Mes premiers pas dans la foi…
Ce soir, j’ai prié pour la première fois. J’ai déjà prié souvent, mais jamais très sincèrement. Pour la première fois, j’ai parlé à Dieu, et je lui ai parlé de moi. Je lui ai expliqué ce que je suis, ce qu’il y a au fond de mon coeur.

Julian a accepté de rédiger régulièrement pour le magazine Le NIC, une chronique, type journal personnel, pour nous raconter sa marche vers le baptême
Photo Sophie Bouchard
J’ai montré à Dieu mon orgueil, ma vanité, mes péchés, ma dureté avec les autres et mon égoïsme. Alors, je lui ai demandé pardon, et j’ai imploré son amour. C’était comme un cri arraché à mon coeur, parce qu’au fond, je savais bien que je n’étais même pas digne de lui demander miséricorde.
Il y a un certain temps, je me suis rendu compte de la fragilité de ma foi. Je me suis beaucoup interrogé sur moi-même, et je me suis rendu compte que ma relation à Dieu n’était pas très saine. Je vivais une foi mêlée d’imagination, d’émotions troubles et de tension. La pensée 975 de Pascal résume bien mon état: «Les hommes prennent souvent leur imagination pour leur coeur; et ils croient être convertis dès qu’ils pensent à se convertir.»
Dans la semaine suivante, j’ai commencé à voir que j’avais de la difficulté à laisser Dieu faire les choses. Je suis impatient et très contrôlant, je veux que les choses se fassent vite et à ma façon.
Je pensais pouvoir atteindre Dieu, alors que c’est Dieu qui nous atteint, «Vers moi il s’est penché…», dit le psaume 39 (40).
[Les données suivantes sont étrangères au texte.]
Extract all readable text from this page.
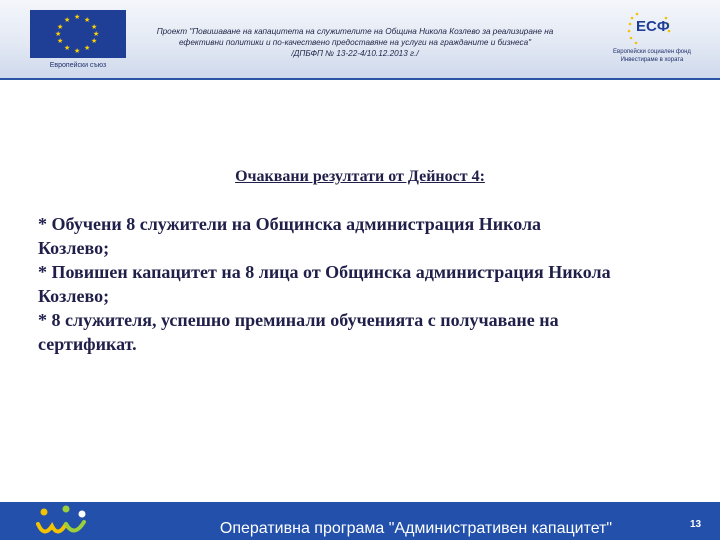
★ ★
★
★
★
★
★
★
★
★
★
★
Европейски съюз
Проект "Повишаване на капацитета на служителите на Община Никола Козлево за реализиране на
ефективни политики и по-качествено предоставяне на услуги на гражданите и бизнеса"
/ДПБФП № 13-22-4/10.12.2013 г./
ЕСФ
Европейски социален фонд
Инвестираме в хората
Очаквани резултати от Дейност 4:
* Обучени 8 служители на Общинска администрация Никола
Козлево;
* Повишен капацитет на 8 лица от Общинска администрация Никола
Козлево;
* 8 служителя, успешно преминали обученията с получаване на
сертификат.
Оперативна програма "Административен капацитет"	13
Aujourd’hui, je cherche Dieu. C’est l’étape finale de ma remise en question, il fallait reprendre depuis le début.
Les choses étaient allées trop vite, ma foi n’était pas bâtie sur des fondations solides. C’est à mon tour d’allumer ma
lanterne et de demander «où est Dieu?»
Je veux apprendre à connaître Jésus, entrer lentement dans son chemin. Heureusement que l’Église est plus stable que moi et ma foi.